Поверхностно о 1937-м. Сухбат Афлатуни. Рай земной

По некоторым произведениям Сухбата Алфатуни, русского писателя, живущего в Ташкенте, может сложиться впечатление, что он воспринимает советскую эпоху как некое силовое поле. Героиня повести «Пенуэль» бросала в воду книги Ленина, чтобы не прорвало плотину и город остался цел. В «Поклонении волхвов» Ленин принимал форму октябрьской звезды и отправлялся в космос на околоземную орбиту. В этих фантазиях не обязательно искать восторг, но в них однозначно есть уважение, которое испытываешь к чему-то, что больше тебя. И вот в романе «Рай земной», который претендовал на «Большую книгу» в 2019 году, снова силовое поле. На этот раз поле как таковое – участок плоской земли на окраине города недалеко от польской границы. На этом поле в 1937 году были похоронены расстрелянные за якобы антисоветскую деятельность поляки. Обличение сталинской эпохи давно уже стало общим местом в русской литературе. Поэтому, когда появляется очередное такое произведение, впору задуматься, не дань ли это «модной» теме.

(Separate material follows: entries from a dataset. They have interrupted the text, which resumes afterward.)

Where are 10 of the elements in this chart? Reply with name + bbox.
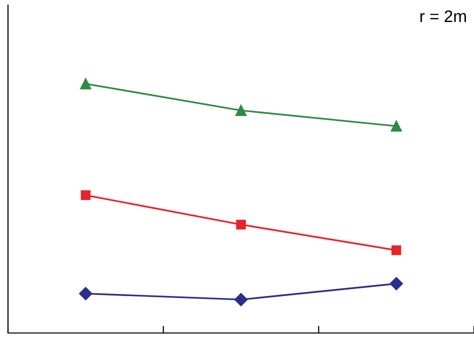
point (391, 245, 402, 256)
point (390, 277, 403, 290)
point (80, 190, 91, 200)
point (236, 220, 246, 230)
point (390, 120, 402, 132)
point (80, 78, 92, 90)
text: r = 2m (420, 10, 466, 22)
point (79, 287, 92, 300)
point (235, 104, 247, 116)
point (234, 293, 248, 306)
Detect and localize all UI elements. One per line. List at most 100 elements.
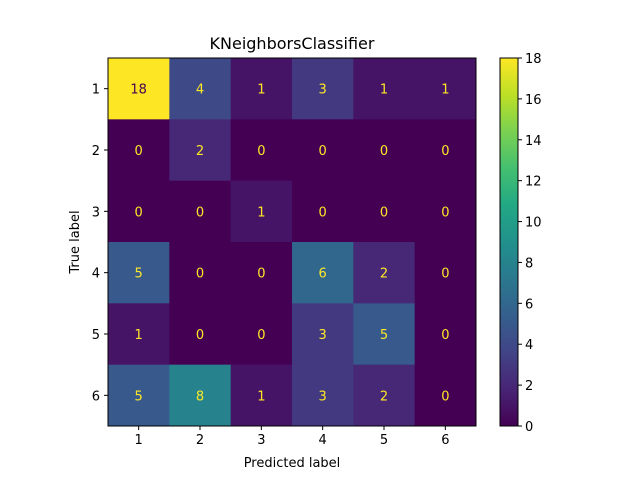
x-tick-label: 4 [319,433,327,448]
x-tick-label: 5 [380,433,388,448]
heatmap-cell [108,58,170,120]
cell-value-label: 0 [196,328,204,343]
x-tick-label: 2 [196,433,204,448]
x-tick-label: 6 [441,433,449,448]
cell-value-label: 18 [130,83,147,98]
y-tick-label: 2 [92,144,100,159]
cell-value-label: 0 [380,205,388,220]
cell-value-label: 1 [135,328,143,343]
cell-value-label: 0 [441,389,449,404]
colorbar-tick-label: 16 [525,93,542,108]
colorbar-ticks: 0 2 4 6 8 10 12 14 16 18 [518,52,542,435]
heatmap-cell [108,364,170,427]
cell-value-label: 0 [135,144,143,159]
heatmap-cell [292,242,354,304]
heatmap-cell [108,180,170,243]
heatmap-cell [353,119,416,182]
heatmap-cell [230,180,293,243]
heatmap-cell [230,242,293,304]
y-tick-label: 5 [92,328,100,343]
heatmap-cell [169,119,232,182]
heatmap-cell [353,364,416,427]
heatmap-cell [230,364,293,427]
cell-value-label: 2 [196,144,204,159]
cell-value-label: 1 [380,83,388,98]
cell-value-label: 5 [135,389,143,404]
x-tick-label: 1 [135,433,143,448]
heatmap-cell [292,58,354,120]
heatmap-cell [414,180,477,243]
chart-title: KNeighborsClassifier [210,34,375,53]
y-tick-label: 1 [92,83,100,98]
heatmap-cell [414,242,477,304]
cell-value-label: 0 [196,267,204,282]
heatmap-cell [169,364,232,427]
y-axis-label: True label [68,210,83,274]
cell-value-label: 0 [319,205,327,220]
heatmap-cell [414,303,477,366]
heatmap-cell-labels: 18 4 1 3 1 1 0 2 0 0 0 0 0 0 1 0 0 0 5 0 0 6 2 0 1 0 0 3 5 0 5 8 1 3 2 0 [130,83,449,405]
heatmap-cell [414,58,477,120]
cell-value-label: 3 [319,328,327,343]
cell-value-label: 1 [257,205,265,220]
cell-value-label: 0 [135,205,143,220]
cell-value-label: 5 [135,267,143,282]
cell-value-label: 4 [196,83,204,98]
heatmap-cell [169,180,232,243]
colorbar-tick-label: 14 [525,134,542,149]
cell-value-label: 8 [196,389,204,404]
cell-value-label: 3 [319,389,327,404]
y-tick-label: 4 [92,267,100,282]
heatmap-cell [108,303,170,366]
colorbar-tick-label: 2 [525,379,533,394]
cell-value-label: 1 [441,83,449,98]
heatmap-cell [169,303,232,366]
cell-value-label: 5 [380,328,388,343]
heatmap-cell [414,119,477,182]
cell-value-label: 0 [380,144,388,159]
cell-value-label: 3 [319,83,327,98]
cell-value-label: 1 [257,83,265,98]
colorbar-tick-label: 0 [525,420,533,435]
cell-value-label: 0 [257,144,265,159]
y-tick-label: 3 [92,205,100,220]
heatmap-cell [353,180,416,243]
cell-value-label: 0 [441,144,449,159]
colorbar-tick-label: 8 [525,256,533,271]
heatmap-cell [353,242,416,304]
heatmap-cell [292,303,354,366]
heatmap-cell [169,58,232,120]
colorbar [499,57,519,427]
x-tick-label: 3 [257,433,265,448]
heatmap-cell [292,364,354,427]
x-axis-ticks: 1 2 3 4 5 6 [135,426,449,448]
y-tick-label: 6 [92,389,100,404]
colorbar-tick-label: 10 [525,216,542,231]
heatmap-cell [414,364,477,427]
plot-frame [107,57,477,427]
heatmap-cell [292,119,354,182]
cell-value-label: 2 [380,267,388,282]
heatmap-cell [230,303,293,366]
x-axis-label: Predicted label [244,456,341,471]
cell-value-label: 0 [257,328,265,343]
heatmap-cell [230,119,293,182]
cell-value-label: 0 [441,205,449,220]
colorbar-tick-label: 12 [525,175,542,190]
cell-value-label: 2 [380,389,388,404]
heatmap-cell [108,119,170,182]
colorbar-tick-label: 4 [525,338,533,353]
cell-value-label: 0 [441,267,449,282]
heatmap-cell [230,58,293,120]
cell-value-label: 0 [196,205,204,220]
heatmap-cell [292,180,354,243]
y-axis-ticks: 1 2 3 4 5 6 [92,83,108,404]
heatmap-cell [108,242,170,304]
heatmap-cell [169,242,232,304]
cell-value-label: 0 [257,267,265,282]
heatmap-cell [353,58,416,120]
cell-value-label: 0 [441,328,449,343]
cell-value-label: 6 [319,267,327,282]
cell-value-label: 0 [319,144,327,159]
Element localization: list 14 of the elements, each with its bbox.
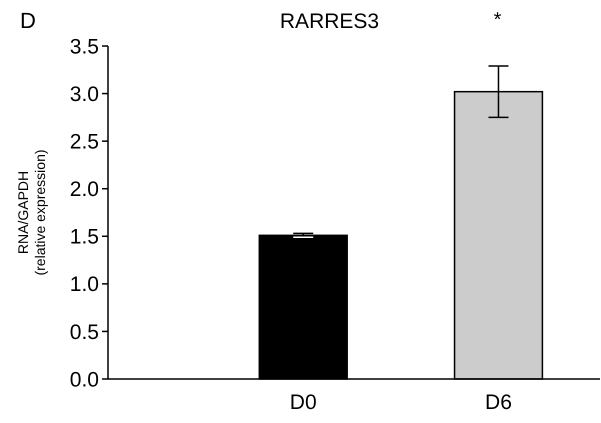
chart-title: RARRES3 <box>280 10 380 33</box>
x-tick-label: D0 <box>290 391 317 414</box>
y-tick-label: 3.0 <box>70 82 99 106</box>
y-tick-label: 2.5 <box>70 130 99 154</box>
y-tick-label: 2.0 <box>70 178 99 202</box>
x-tick-label: D6 <box>485 391 512 414</box>
y-tick-label: 1.0 <box>70 273 99 296</box>
text: * <box>494 9 502 31</box>
y-axis-title: RNA/GAPDH (relative expression) <box>15 149 48 276</box>
text: D <box>20 8 36 33</box>
y-tick-label: 0.0 <box>70 368 99 392</box>
y-tick-label: 0.5 <box>70 320 99 344</box>
y-tick-label: 1.5 <box>70 226 99 249</box>
y-tick-label: 3.5 <box>70 35 99 58</box>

Расстрел поляков в ходе некоего «Польского дела» - это, безусловно, самая важная и серьезная тема «Рая земного». Однако она упрятана в совершенно второстепенный служебный сюжет, отчего роман нисколько не выигрывает. Гораздо больше, чем полякам, автор уделяет внимание двум женщинам – Плюше и Натали. Плюша – это уменьшительно-ласкательное от Полины Круковской, как в действительности зовут эту женщину. И это совершенно оправданно, потому что она всю свою жизнь живет в некоем уменьшительно-ласкательном мире, где о ней заботится мама, а сама она совершенно не имеет представления о реальности. Плюша росла как раз с матерью, отец оказался ненадежным. Увлечений у нее никаких, кроме вязания. Ничем не интересуется, ничего не знает, нигде не бывала. С мужчинами не ладит, да и детей иметь не может. Но поскольку чем-то заниматься все же надо, она пишет дипломную работу об одной картине, которая хранится в местном музее. Ее руководитель – это профессор Карл Семенович, который занимается много чем – и музеем, и детской изостудией, и обучением студентов, и научной работой. Со временем между Плюшей и профессором устанавливаются отношения почти как между дочерью и отцом. Она часто бывает у него дома, обедает и помогает с кое-какими делами. Защита диплома прошла на отлично, но после к Плюше подошел некто Геворкян Ричард Георгиевич, тоже местная знаменитость и специалист по театральному делу. Ему, признался он, понятно, что диплом Плюше написал Карл Семенович и что ученого из Плюши не выйдет. Поэтому почему бы ей не перейти к нему работать в архив? Все это происходит на фоне мутной истории с пощечиной, которую Геворкян дал Карлу Семеновичу за то, что тот якобы (или не якобы – до конца непонятно) доносил на поляков во время допросов. Плюша теперь мечется между двух мужчин, она работает в архиве для Геворкяна и ходит проведать Карла Семенович, у которого после пощечины случился инсульт.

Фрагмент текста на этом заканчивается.